From the Howard/Paret translation the first paragraph is the operative one on the trinity:

War is more than a true chameleon that slightly adapts its characteristics to the given case. As a total phenomenon its dominant tendencies always make war a paradoxical trinity--composed of primordial violence, hatred, and enmity, which are to be regarded as a blind natural force; of the play of chance and probability within which the creative spirit is free to roam; and of its element of subordination, as an instrument of policy, which makes it subject to reason alone.

The first of these three aspects mainly concerns the people; the second the commander and his army; the third the government. The passions that are to be kindled in war must already be inherent in the people; the scope which the play of courage and talent will enjoy in the realm of probability and chance depends on the particular character of the commander and the army; but the political aims are the business of government alone.

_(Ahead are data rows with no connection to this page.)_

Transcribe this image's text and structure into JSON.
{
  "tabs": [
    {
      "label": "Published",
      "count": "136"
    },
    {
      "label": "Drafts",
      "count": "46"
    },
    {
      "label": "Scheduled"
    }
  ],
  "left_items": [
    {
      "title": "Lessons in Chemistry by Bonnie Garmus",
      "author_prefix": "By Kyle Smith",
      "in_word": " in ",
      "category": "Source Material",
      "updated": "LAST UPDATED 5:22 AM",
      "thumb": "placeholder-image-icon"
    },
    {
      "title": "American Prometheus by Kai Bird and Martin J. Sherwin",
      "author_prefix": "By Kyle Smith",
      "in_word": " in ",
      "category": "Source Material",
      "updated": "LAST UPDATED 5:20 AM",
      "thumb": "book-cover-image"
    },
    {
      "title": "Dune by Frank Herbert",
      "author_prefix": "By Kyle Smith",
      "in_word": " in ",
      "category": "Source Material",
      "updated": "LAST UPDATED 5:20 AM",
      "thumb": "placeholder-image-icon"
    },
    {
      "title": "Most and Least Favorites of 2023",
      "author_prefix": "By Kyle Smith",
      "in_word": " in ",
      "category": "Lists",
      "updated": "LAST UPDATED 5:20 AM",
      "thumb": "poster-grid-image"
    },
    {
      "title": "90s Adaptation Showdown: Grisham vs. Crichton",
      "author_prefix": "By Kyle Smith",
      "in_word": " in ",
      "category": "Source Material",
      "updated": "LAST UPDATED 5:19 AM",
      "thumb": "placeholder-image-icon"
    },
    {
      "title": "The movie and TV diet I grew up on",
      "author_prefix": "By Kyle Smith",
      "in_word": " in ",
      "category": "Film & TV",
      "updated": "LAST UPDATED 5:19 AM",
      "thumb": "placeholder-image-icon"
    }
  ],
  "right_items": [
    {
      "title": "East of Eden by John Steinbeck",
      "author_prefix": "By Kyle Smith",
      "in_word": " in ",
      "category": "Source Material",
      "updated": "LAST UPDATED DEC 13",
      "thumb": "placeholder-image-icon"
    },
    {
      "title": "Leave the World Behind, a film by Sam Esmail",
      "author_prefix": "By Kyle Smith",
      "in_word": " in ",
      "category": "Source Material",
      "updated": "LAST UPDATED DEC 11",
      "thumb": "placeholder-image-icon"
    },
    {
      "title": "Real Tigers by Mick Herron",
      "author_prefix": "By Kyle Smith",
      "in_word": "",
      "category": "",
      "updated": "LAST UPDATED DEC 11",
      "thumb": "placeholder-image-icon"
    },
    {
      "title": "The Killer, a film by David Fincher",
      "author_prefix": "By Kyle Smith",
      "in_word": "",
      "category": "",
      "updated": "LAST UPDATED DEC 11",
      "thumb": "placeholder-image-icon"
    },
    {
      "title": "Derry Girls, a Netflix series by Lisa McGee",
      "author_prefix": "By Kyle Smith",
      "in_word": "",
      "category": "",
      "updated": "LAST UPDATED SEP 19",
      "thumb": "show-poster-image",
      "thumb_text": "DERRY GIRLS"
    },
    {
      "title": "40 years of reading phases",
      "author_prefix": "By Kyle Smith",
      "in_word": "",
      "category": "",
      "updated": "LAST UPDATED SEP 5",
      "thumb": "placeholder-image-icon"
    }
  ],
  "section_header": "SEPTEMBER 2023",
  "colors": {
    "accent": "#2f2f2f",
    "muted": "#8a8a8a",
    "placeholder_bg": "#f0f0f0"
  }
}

These three tendencies are like three different codes of law, deep-rooted in their subject and yet variable in their relationship to one another. A theory that ignores any one of them or seeks to fix an arbitrary relationship between them would conflict with reality to such an extent that for this reason alone it would be totally useless.

Our task therefore is to develop a theory that maintains a balance between these three tendencies, like an object suspended between three magnets.

Dave,

No arguments. Note I specified CvC's "Social Trinity" rather than his "Remarkable Trinity." Agree that the second one is best for applying his work on war, but I do find the first one to be a handy model for thinking about a state, or any system of governance, in simple terms.

I think the social trinity is helpful for exploring Human Domain in a way that I hope can clear up some of the debate raised by our air force and Navy brothers and others who struggle to see the value of recognizing this "new" domain. I put "new" in parenthesis as human domain is arguably the original domain - just the most recent one for us to recognize in our military thinking.